SB: Und Vanessa Olt ist eine in Berlin ansässige Unternehmensberaterin. Sie kommt aus der Betriebswirtschaft, arbeitet heute aber vor allem mit etablierten Designstudios zusammen. So hat sie etwa für Dinamo Typefaces ein spezifisches Lizenzierungsmodell für deren Schriftkatalog entwickelt. Grob gesagt, bezahlen kleinere Firmen dabei weniger für Schriftlizenzen als Grosskonzerne. In Vanessas Vortrag wird es also um die finanzielle Seite kreativer Arbeit gehen. Für das Publikum wird es spannend sein, mehr über diese Facette einer gestalterischen Disziplin zu erfahren und zu lernen, welche Modelle und Strategien hier zum Einsatz kommen können.

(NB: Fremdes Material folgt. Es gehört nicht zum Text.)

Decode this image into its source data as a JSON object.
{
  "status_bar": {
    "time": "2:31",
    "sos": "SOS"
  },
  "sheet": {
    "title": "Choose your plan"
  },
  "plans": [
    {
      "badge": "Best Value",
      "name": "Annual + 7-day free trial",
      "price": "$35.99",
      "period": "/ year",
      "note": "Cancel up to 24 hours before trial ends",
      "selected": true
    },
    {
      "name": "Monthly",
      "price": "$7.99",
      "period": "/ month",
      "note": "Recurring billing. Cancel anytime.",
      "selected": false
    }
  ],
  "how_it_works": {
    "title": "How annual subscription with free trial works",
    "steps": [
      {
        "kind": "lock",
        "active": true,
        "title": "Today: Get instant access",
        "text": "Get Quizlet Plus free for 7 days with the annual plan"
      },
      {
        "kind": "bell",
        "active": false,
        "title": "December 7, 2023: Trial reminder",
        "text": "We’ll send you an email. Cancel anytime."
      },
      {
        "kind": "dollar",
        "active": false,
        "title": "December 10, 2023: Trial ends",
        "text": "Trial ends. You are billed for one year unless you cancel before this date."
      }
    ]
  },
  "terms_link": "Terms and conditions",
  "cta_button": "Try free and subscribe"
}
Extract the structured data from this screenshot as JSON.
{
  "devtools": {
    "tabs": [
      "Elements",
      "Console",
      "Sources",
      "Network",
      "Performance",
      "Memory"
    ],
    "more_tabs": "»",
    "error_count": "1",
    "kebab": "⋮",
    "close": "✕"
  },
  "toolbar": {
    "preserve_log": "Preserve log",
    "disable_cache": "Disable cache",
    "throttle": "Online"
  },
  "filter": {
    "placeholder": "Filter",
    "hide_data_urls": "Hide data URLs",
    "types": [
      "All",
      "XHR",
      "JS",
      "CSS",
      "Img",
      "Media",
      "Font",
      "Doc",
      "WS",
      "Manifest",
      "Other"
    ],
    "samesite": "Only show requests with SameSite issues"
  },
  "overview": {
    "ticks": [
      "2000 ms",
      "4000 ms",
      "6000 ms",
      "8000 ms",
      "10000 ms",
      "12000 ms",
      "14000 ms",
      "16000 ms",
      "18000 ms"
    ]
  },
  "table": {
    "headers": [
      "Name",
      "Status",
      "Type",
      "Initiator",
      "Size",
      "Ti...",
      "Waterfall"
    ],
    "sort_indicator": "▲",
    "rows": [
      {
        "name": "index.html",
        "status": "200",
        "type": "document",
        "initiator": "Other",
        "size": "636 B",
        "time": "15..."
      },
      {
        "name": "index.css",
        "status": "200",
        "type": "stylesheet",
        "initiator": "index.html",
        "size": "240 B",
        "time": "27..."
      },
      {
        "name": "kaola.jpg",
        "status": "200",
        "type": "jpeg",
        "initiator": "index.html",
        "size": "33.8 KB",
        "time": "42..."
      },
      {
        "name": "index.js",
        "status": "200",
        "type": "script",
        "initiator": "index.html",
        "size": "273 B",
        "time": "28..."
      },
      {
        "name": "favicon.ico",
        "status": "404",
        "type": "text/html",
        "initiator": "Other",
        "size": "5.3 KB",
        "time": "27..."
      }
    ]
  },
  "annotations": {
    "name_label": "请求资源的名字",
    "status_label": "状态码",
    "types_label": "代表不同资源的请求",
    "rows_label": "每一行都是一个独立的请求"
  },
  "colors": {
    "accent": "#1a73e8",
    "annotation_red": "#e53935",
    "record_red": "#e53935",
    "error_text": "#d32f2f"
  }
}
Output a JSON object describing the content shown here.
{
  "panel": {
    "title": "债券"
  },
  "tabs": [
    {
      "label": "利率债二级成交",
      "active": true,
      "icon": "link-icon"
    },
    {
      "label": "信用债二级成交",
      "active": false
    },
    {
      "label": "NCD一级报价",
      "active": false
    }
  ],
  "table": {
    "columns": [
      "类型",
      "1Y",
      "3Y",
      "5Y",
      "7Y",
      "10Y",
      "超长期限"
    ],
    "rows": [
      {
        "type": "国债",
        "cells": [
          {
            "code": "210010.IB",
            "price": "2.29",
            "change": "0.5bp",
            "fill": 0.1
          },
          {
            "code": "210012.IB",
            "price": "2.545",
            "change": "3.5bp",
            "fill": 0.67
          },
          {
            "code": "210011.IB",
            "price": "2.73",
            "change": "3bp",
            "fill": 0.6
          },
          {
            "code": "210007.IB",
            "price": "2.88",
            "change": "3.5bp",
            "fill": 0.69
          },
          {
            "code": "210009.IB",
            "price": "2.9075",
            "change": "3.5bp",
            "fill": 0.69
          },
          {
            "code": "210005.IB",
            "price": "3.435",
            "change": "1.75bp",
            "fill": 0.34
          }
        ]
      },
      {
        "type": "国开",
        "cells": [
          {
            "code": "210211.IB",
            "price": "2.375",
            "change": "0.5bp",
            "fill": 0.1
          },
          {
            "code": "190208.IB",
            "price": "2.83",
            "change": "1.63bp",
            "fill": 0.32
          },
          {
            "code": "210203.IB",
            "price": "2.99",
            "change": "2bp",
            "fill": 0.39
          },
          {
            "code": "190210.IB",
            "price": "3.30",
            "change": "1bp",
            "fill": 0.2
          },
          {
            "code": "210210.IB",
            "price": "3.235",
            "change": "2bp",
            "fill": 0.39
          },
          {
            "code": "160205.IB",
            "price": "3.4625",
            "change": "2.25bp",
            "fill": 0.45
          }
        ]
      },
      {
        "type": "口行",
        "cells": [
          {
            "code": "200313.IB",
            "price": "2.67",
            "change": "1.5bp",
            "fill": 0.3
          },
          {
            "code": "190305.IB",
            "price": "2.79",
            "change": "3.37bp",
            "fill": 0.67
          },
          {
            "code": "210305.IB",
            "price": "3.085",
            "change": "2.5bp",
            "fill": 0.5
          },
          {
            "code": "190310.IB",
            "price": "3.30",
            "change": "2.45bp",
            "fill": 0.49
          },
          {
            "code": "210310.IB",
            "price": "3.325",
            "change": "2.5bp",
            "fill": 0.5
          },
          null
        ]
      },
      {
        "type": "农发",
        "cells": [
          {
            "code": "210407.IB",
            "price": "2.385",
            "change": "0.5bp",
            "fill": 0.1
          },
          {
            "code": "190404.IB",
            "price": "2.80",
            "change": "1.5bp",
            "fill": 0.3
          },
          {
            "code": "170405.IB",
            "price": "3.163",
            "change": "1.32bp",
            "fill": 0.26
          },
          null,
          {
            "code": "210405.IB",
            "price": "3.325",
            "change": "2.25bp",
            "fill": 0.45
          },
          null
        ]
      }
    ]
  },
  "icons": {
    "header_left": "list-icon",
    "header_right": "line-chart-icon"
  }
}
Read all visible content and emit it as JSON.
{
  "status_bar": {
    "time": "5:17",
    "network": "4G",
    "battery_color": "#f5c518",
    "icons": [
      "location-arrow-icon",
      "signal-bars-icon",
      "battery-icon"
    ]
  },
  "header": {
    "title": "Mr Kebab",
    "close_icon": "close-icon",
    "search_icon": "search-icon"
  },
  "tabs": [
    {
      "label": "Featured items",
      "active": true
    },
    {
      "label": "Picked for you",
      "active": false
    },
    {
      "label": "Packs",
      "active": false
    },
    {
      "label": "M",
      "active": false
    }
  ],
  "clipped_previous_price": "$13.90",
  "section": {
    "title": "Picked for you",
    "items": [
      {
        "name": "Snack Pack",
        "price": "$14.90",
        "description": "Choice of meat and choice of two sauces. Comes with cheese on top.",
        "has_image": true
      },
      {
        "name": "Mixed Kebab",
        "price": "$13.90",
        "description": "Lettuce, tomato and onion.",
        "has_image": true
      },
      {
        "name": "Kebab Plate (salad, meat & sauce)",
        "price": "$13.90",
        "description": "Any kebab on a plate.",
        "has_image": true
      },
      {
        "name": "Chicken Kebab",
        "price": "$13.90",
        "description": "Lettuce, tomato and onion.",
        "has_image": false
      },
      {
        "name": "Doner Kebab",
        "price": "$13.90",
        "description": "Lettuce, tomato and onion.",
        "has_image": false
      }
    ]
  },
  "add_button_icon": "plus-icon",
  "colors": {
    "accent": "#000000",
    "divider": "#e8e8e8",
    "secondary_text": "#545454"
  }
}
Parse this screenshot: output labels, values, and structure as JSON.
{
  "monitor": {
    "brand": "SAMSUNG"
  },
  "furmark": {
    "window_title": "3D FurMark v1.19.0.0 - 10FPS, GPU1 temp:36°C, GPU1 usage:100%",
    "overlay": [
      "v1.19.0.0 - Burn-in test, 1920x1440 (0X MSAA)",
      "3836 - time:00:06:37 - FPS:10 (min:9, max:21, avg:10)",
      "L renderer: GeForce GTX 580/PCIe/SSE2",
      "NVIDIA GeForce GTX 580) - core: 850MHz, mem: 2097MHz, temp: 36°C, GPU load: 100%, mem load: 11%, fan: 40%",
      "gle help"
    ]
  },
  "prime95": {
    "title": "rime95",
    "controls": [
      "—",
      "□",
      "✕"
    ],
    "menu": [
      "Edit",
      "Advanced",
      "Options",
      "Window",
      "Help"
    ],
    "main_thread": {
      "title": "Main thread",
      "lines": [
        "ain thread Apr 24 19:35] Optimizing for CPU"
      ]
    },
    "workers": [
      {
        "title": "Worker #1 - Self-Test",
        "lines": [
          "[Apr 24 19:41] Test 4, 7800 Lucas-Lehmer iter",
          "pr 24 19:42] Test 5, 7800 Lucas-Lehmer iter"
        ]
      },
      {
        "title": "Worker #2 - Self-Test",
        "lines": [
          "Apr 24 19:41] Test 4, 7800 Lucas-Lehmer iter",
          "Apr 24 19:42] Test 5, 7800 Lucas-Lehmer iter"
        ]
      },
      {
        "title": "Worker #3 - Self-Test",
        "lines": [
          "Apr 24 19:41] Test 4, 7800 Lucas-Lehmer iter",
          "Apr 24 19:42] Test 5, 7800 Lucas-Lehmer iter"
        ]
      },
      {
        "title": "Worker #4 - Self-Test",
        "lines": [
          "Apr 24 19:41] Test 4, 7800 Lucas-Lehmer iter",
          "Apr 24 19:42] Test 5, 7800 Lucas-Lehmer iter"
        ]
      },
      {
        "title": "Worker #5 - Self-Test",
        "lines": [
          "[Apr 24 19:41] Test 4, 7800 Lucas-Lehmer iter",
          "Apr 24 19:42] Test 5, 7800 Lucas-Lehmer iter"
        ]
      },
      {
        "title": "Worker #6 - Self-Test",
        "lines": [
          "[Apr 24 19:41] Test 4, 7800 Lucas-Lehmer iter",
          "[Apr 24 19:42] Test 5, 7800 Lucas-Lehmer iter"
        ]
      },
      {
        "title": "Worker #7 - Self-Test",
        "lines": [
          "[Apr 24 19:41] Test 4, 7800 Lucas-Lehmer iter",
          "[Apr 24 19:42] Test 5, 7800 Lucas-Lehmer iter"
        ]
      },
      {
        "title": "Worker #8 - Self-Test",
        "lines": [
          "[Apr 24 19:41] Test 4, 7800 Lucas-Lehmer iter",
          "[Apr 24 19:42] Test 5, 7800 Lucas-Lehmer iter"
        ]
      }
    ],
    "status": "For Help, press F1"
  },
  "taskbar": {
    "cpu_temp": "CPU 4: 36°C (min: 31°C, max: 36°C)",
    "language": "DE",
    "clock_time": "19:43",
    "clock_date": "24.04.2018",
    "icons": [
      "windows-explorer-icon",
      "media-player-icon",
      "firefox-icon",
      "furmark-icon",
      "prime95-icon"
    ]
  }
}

Apropos Publikum: An wen richtet sich das Symposium?
SB: Wir gehen davon aus, dass vor allem Studierende im Publikum sitzen werden. Wir hoffen aber natürlich auch, dass aus der Region Bern einige Interessierte den Weg zu uns finden. Der Anlass ist öffentlich und findet rein physisch statt – es wird keine Online-Übertragung geben. Da direkt im Anschluss die Ausstellung Die 100 besten Plakate eröffnet wird, hoffen wir auf ein volles Haus.
LB: Zusammenfassend kann man sagen, dass wir das Programm rund um Fragen zusammengestellt haben, die uns selbst interessieren. Dabei hatten wir immer auch die Perspektive der Studierenden im Kopf und denken, dass sie einen lebendigen Einblick in verschiedene Praxen rund um Schriftgestaltung erhalten werden.
100 besten PlakateDie Ausstellung Die 100 besten Plakate gilt als wichtiger Gradmesser für zeitgenössisches Grafikdesign im deutschsprachigen Raum. Jährlich kürt der gleichnamige Verein herausragende Plakatgestaltung aus Deutschland, Österreich und der Schweiz. Der renommierte Wettbewerb bündelt die visuelle Kraft von Designbüros, Agenturen und Studierenden. Die Wanderausstellung präsentiert das Plakat als lebendiges Medium an der Schnittstelle von Kunst und Information. Zu sehen ist eine enorme Bandbreite: von minimalistischer Typografie über experimentelle Layouts bis hin zu politischen Statements. Da alle Werke gleichberechtigt nebeneinanderstehen, bietet die Schau einen unvoreingenommenen Blick auf aktuelle ästhetische Trends und zeigt, wie sich visuelle Kommunikation wandelt.